Questo post segna l’inizio della collaborazione – per il momento come guest – di Lord Lucas con TvBlog. Ci auguriamo che questa collaborazione possa essere fruttuosa e interessante per lui, per noi e per voi tutti.

A Comedy Club sembra che tutti abbiano perso un’occasione, i professori di far ridere e i loro allievi di lavorare. Lungimiranti le previsioni de Il Corriere della Sera:

Tuffo negli Anni ’80 (per gli amanti del revival), ritorno al giurassico (per i maligni): otto comici della Milano da bere insegnano ai soliti vip di turno come far ridere.

Più che rimpiangere i tempi di Drive In, abbiamo quasi nostalgia dei comici di Bulldozer. Non a caso, al timone del “va-reality”, nuova dizione coniata dalla conduttrice che suona quasi come un’imprecazione, c’è lo stesso sorriso smagliante-snervante della Panicucci che sembra appena uscita dalla recita scolastica di Grease-Brillantina. Il filone, infatti, vorrebbe essere quello didattico di Ballando con le Stelle o Notti sul Ghiaccio, ma, chissà perchè, l’effetto finale è quello di un maldestro incrocio tra le gag di Risatissima e una produzione di Happy Channel. Se in più ci aggiungete la gnocca che sculetta per lo studio con i foglietti del sorteggio sparsi per il decolletè, mentre i vecchietti sugli spalti se la spupazzano che è una goduria, il pensiero corre subito alla soubrette-crocerossina di Striscia (quella che ha cambiato identità e, da procace infermiera, è diventata la signora Triccheballacche più cammellata d’Italia).

Sulle note di canzoni cult, quali Celebrate Good Times dei Kool & The Gang e Semptember di Earth Wind and Fire, l’atmosfera goliardica dello sfavillante studio rinverdisce un dejavù dopo l’altro delle vecchie glorie (?!?) di Italia1, dall’aria scanzonata di Matricole & Meteore alla comicità datata di SuperCiro. Orgogliosi della propria carriera, Calà, D’Angelo, Salvi e soci promettono:

Non insegniamo tormentoni, ma veri sketch….

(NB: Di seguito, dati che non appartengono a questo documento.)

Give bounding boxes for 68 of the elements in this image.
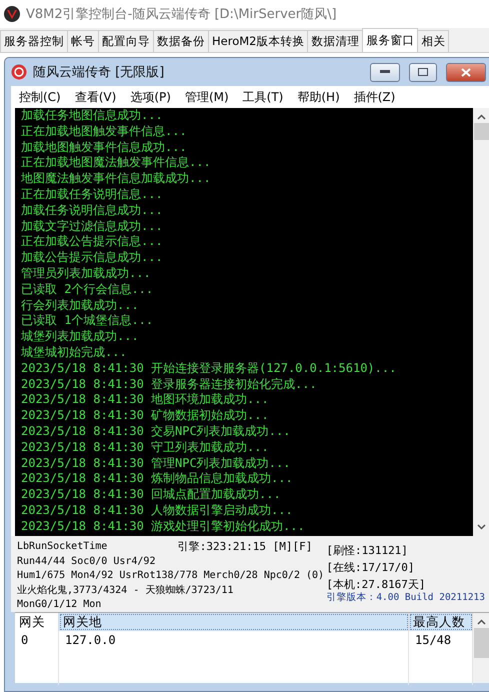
- log-line: 加载地图触发事件信息成功...: [21, 140, 188, 156]
- close-icon: [461, 68, 471, 76]
- log-line: 正在加载地图魔法触发事件信息...: [21, 155, 212, 172]
- scroll-thumb[interactable]: [474, 123, 488, 140]
- menu-item[interactable]: 帮助(H): [297, 88, 340, 106]
- status-text: [在线:17/17/0]: [326, 560, 416, 576]
- app-logo-icon: [4, 6, 20, 22]
- log-line: 正在加载公告提示信息...: [21, 234, 164, 250]
- minimize-icon: [380, 70, 390, 74]
- log-line: 2023/5/18 8:41:30 交易NPC列表加载成功...: [21, 424, 292, 440]
- log-line: 2023/5/18 8:41:30 守卫列表加载成功...: [21, 440, 270, 456]
- log-line: 正在加载地图触发事件信息...: [21, 124, 188, 140]
- log-line: 2023/5/18 8:41:30 登录服务器连接初始化完成...: [21, 376, 318, 392]
- status-text: Run44/44 Soc0/0 Usr4/92: [17, 554, 156, 568]
- log-line: 城堡列表加载成功...: [21, 329, 140, 345]
- log-line: 2023/5/18 8:41:30 矿物数据初始成功...: [21, 408, 270, 424]
- log-line: 加载任务说明信息成功...: [21, 202, 164, 219]
- log-line: 已读取 2个行会信息...: [21, 282, 154, 298]
- engine-time: 引擎:323:21:15 [M][F]: [178, 540, 312, 554]
- scroll-down-icon: [476, 524, 486, 530]
- tab[interactable]: 服务窗口: [362, 28, 418, 52]
- log-line: 管理员列表加载成功...: [21, 266, 152, 282]
- log-line: 地图魔法触发事件信息加载成功...: [21, 171, 212, 187]
- maximize-button[interactable]: [409, 62, 437, 82]
- menu-item[interactable]: 查看(V): [74, 88, 116, 106]
- menu-item[interactable]: 选项(P): [130, 88, 171, 106]
- log-line: 2023/5/18 8:41:30 游戏处理引擎初始化成功...: [21, 518, 306, 535]
- maximize-icon: [418, 68, 428, 76]
- scrollbar[interactable]: [473, 613, 489, 683]
- log-line: 2023/5/18 8:41:30 炼制物品信息加载成功...: [21, 471, 294, 488]
- minimize-button[interactable]: [370, 62, 400, 82]
- status-text: MonG0/1/12 Mon: [17, 598, 102, 612]
- window-title: 随风云端传奇 [无限版]: [33, 64, 166, 81]
- log-line: 加载任务地图信息成功...: [21, 108, 164, 124]
- log-line: 2023/5/18 8:41:30 开始连接登录服务器(127.0.0.1:5610)...: [21, 360, 398, 377]
- version-text: 引擎版本：4.00 Build 20211213: [326, 591, 485, 605]
- menu-item[interactable]: 管理(M): [184, 88, 229, 106]
- menu-item[interactable]: 控制(C): [19, 88, 61, 106]
- tab[interactable]: 相关: [417, 30, 450, 52]
- tab[interactable]: 服务器控制: [0, 30, 68, 52]
- menu-item[interactable]: 工具(T): [242, 88, 284, 106]
- app-icon: [11, 64, 27, 80]
- log-line: 已读取 1个城堡信息...: [21, 313, 154, 330]
- status-text: [刷怪:131121]: [326, 543, 409, 559]
- status-text: 业火焰化鬼,3773/4324 - 天狼蜘蛛/3723/11: [17, 584, 234, 598]
- log-line: 行会列表加载成功...: [21, 298, 140, 314]
- column-header[interactable]: 网关地: [59, 613, 409, 631]
- log-line: 正在加载任务说明信息...: [21, 186, 164, 203]
- log-line: 加载文字过滤信息成功...: [21, 218, 164, 234]
- log-line: 加载公告提示信息成功...: [21, 250, 164, 266]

Ed è proprio questo il dramma.

Chiedetelo a Serena Garitta, che ha dato a Bambi del fru fru (potremo mai riprenderci per questo?). O ad Antonio Rossi, che punta sul monologo degli equivoci per cadere sui soliti doppi sensi a sfondo erotico. Aggiunge il direttore di rete Luca Tiraboschi:

Non è un reality, è un varietà dove i protagonisti proveranno a far ridere cercando di evitare l’effetto Corrida. Ci siamo chiesti quali potessero essere i migliori professori di comicità e abbiamo puntato su delle icone della risata, personaggi che hanno fatto divertire generazioni di spettatori.

Guai a chiedersi perché come insegnanti non siano stati scelti i nuovi comici che la fanno da padrone a Zelig:

Chi faceva ridere negli Anni ’80 fa ridere anche adesso risponde Jerry Calà, ricordando i suoi «130 spettacoli all’anno». Peccato che, suscettibilità a parte, l’unica battuta che faccia veramente ridere sia anche la più amara:

Siamo tutti retribuiti ovviamente, non solo gli insegnanti, ma anche gli allievi

ride Gaspare, socio di Zuzzurro,

non si fa mica una figura di m… gratis.